Вот почему бывалый муромский ямщик, минуя станцию, сразу повёз замерзающих господ на постоялый двор. И получил за свою заботу немыслимую награду — пятьдесят целковых! Это Роман Григорьевич, окончательно пробудившись, решил сумму округлить. Емельян Бабкин действительно был очень честным человеком. При виде этаких деньжищ он решил, что бедный барин ещё не в себе, и попытался вернуть ту часть, что представлялась ему излишком, то есть почти всё. Но Ивенский настоял: «Неужто ты считаешь, что наши жизни столько не стоят?» Мужичок от радости даже прослезился, проводил «благодетелей» в самую избу, потому как те что-то пошатывались, и принялся объясняться с хозяином, дескать, чудом не помёрзли господа, особо внимательного обслуживания требуют.

Хорошо, что он взял это на себя, потому что господам было не до разговоров. Оказавшись внутри, все трое, не сговариваясь, бросились к печи, будто она была им родная. Скинули шинели и пальто, стали вокруг, прижавшись спинами, не опасаясь испачкаться мелом.
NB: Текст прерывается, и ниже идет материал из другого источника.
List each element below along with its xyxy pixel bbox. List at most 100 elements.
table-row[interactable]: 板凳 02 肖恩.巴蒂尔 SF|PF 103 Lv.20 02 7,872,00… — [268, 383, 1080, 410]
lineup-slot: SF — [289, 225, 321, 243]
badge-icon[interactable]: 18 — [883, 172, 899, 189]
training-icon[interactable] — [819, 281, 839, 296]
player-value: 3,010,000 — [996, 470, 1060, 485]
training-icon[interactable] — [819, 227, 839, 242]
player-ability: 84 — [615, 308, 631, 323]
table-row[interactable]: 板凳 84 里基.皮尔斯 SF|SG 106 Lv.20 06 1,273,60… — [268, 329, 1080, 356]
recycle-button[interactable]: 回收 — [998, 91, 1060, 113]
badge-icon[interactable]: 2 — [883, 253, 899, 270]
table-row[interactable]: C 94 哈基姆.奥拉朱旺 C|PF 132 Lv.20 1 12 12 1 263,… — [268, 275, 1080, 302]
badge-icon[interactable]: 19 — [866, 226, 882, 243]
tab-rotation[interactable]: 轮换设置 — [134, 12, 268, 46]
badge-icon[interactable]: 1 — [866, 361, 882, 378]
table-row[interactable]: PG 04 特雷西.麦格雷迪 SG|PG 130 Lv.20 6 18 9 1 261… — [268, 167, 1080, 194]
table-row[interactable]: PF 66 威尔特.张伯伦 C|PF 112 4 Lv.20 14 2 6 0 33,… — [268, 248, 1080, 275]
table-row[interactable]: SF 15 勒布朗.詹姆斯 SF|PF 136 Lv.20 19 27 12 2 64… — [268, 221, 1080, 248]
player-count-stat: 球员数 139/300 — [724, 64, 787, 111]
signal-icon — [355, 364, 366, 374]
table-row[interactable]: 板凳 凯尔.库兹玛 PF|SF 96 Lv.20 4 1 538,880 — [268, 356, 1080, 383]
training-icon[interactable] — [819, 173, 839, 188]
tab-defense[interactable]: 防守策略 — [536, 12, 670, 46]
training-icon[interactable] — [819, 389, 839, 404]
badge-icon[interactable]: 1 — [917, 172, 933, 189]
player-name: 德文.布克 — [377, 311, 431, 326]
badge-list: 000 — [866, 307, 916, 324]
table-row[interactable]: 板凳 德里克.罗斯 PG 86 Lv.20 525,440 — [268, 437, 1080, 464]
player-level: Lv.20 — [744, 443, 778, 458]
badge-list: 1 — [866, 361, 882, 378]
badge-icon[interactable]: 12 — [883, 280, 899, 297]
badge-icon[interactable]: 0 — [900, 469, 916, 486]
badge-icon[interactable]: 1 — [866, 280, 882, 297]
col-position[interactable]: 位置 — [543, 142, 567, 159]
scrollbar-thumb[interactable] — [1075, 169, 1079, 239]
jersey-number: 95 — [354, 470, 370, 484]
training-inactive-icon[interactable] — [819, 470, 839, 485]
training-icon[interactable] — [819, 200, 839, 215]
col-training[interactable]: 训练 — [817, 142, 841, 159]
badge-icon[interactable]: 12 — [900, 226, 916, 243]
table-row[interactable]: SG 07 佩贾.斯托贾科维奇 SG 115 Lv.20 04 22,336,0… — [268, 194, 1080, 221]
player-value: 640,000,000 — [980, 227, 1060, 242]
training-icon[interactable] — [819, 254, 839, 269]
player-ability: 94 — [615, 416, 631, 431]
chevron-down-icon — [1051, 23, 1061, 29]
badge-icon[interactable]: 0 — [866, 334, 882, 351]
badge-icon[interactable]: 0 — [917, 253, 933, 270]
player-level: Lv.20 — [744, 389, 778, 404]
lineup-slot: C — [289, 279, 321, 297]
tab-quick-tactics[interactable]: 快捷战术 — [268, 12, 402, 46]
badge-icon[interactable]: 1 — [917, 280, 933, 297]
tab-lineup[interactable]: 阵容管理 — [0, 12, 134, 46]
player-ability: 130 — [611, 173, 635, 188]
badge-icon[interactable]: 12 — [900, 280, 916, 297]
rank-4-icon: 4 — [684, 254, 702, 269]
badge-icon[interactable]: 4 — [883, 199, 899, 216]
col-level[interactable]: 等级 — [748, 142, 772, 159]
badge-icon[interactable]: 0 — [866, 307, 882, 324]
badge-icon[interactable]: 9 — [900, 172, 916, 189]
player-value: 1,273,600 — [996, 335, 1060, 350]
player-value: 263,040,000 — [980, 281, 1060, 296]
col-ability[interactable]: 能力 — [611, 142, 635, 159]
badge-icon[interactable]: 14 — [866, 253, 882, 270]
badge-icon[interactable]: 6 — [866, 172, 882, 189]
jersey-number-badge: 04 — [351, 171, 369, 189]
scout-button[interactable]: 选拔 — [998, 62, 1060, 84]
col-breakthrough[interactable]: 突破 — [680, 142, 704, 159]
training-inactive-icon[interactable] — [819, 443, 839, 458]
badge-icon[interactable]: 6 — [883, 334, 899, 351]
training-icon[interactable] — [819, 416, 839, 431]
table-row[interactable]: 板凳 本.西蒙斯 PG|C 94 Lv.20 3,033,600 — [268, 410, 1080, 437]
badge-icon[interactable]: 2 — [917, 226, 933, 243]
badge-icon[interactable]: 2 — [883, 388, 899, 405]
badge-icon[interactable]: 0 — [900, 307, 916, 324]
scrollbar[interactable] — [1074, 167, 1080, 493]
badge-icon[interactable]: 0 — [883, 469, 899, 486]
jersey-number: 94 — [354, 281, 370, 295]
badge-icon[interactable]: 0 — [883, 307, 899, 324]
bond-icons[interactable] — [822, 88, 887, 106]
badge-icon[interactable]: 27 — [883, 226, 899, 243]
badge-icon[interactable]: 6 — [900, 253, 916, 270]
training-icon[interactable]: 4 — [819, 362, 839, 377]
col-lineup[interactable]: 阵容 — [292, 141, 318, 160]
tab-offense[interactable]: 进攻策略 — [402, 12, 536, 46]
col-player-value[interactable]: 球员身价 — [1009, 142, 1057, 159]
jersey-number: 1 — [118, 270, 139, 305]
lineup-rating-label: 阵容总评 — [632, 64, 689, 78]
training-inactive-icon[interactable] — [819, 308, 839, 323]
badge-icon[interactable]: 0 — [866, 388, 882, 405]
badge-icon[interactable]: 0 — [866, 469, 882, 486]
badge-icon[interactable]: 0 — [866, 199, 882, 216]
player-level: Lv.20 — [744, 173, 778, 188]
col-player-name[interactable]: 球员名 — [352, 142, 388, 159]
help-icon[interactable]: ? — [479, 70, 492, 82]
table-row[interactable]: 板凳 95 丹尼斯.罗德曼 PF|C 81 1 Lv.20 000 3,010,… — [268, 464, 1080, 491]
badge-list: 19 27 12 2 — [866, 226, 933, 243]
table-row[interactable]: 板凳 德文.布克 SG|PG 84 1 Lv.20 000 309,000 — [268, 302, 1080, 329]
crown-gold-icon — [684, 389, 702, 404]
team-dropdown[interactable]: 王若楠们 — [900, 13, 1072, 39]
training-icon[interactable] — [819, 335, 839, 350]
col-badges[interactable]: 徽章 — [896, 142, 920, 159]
От одежды пошёл пар.

«Ах, какое чудо, какое блаженство!» — думал Роман Григорьевич чувствуя, как по телу разливается долгожданное тепло. И вдруг краем глаза заметил, что стоявший рядом помощник больше не стоит, а съезжает куда-то вниз и вправо.

— Тит Ардалионович, вы куда?! — от удивления спросил невпопад, попытался удержать за рукав. Но рядом уже валился с ног Листунов, и с двоими Роману Григорьевичу было никак не справиться. Поэтому он ограничился тем, что отобрал из рук Удальцева кашне с яйцом, и хотел звать людей, но те сами заметили неладное.

— Ах, батюшки, господа-то сомлели! — поднялся переполох.

— В комнату несите, в постелю! Вторая свободная, во вторую их!

— Погоди в комнату, давай сперва на лавку. Тут лекарю виднее будет, свету больше.

— Ах, лекаря надо, лекаря!

— Да где ж его взять?

— Фомка, Фомка! Где тебя леший носит? Беги на станцию, там доктор лошадей ждёт, бог даст — ещё не отбыл!

Очень скоро появился доктор, видно, из земских. Средних лет, сухощавый, бородка клинышком, пенсне. Принялся распоряжаться, резко и толково, напрасную суету прекратил.

— Господин доктор! — в избу вбежал человек со станции. — Лошади ваши поданы, можно ехать.

— Ах, да куда мне теперь ехать? — отмахнулся тот раздражённо. — Вон что у нас творится!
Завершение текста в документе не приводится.